According to Moonshot AI, license compliance is ensured through the commercial agreement with Fireworks AI, the technical intermediary between the two companies. This clarification eased tensions but did not entirely silence critics in the community, particularly those pointing out the lack of attribution in Cursor's interface.
What This Affair Reveals About the Global AI Ecosystem in 2026
Beyond the Cursor case, this controversy highlights several deeper trends in the AI industry.
The Rise of Chinese Open-Source Models
The fact that an American startup valued at nearly $30 billion chose a Chinese open-source model as the foundation for its flagship product is itself a powerful signal. Kimi K2.5, DeepSeek, and other models from Chinese labs are establishing themselves as credible alternatives to Western models, particularly thanks to their innovative architectures (Mixture of Experts) and their performance-to-cost ratios.
The CEO of Hugging Face himself noted that this episode illustrates the growing influence of Chinese open-source models in the global AI ecosystem. This observation holds true not just for coding but also for vision, reasoning, and agentic capabilities.
The Blurred Line Between "In-House Model" and "Fine-Tuning"
When a company takes an open-source model, continues pretraining it, and adds massive reinforcement learning, at what point can it call the result "its own model"? Cursor claims that 75% of Composer 2's compute came from its own training. But the community points out that without the Kimi K2.5 base, that 75% would not have produced the same result.
This question is not purely academic. It has direct implications for investors valuing these companies, for developers choosing their tools, and for overall trust in the AI industry.
The Importance of Transparency for Users
For developers entrusting their code to an AI assistant, knowing which model is running under the hood is relevant information. It influences security decisions, regulatory compliance, and understanding the tool's strengths and limitations. Failing to disclose this information, even when usage is perfectly legal, erodes trust.
Should You Use Cursor Composer 2 in 2026?
Controversy aside, facts are facts. Composer 2 delivers frontier-level coding performance at a fraction of the cost of its competitors. Its inference speed of over 200 tokens per second makes it particularly fluid in an interactive development environment. For day-to-day programming tasks, it offers a value proposition unmatched on the market.

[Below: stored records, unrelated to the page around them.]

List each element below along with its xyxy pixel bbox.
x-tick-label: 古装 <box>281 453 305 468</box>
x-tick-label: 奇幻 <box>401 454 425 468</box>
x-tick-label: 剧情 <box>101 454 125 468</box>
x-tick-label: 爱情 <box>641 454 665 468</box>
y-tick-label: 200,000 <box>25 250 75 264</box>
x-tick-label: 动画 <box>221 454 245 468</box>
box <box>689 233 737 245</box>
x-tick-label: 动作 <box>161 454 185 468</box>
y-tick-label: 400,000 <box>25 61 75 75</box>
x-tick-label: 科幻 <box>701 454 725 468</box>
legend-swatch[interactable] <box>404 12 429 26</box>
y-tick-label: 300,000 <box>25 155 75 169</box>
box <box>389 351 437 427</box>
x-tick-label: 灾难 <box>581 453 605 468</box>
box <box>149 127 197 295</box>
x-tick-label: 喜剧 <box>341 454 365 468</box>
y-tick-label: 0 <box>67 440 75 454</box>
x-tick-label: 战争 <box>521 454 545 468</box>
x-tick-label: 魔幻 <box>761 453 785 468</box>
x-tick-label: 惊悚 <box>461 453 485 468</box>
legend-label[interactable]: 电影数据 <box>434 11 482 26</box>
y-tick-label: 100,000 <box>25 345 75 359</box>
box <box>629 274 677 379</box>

If your work primarily involves implementation, refactoring, and bug fixing, Composer 2 is likely the best available option in terms of cost-effectiveness. If your needs lean more toward architectural planning and complex reasoning, models like Claude Opus 4.6 or GPT-5.4 remain relevant alternatives, though significantly more expensive.
The real question going forward is no longer technical but strategic. Cursor has announced plans to do full pretraining in-house in the future. If the company can achieve that while maintaining this level of performance and pricing, it could permanently reshape the AI coding market. In the meantime, Composer 2 remains a remarkable product, built on a remarkable open-source foundation, and the industry would do well to heed the transparency lesson this controversy has imposed.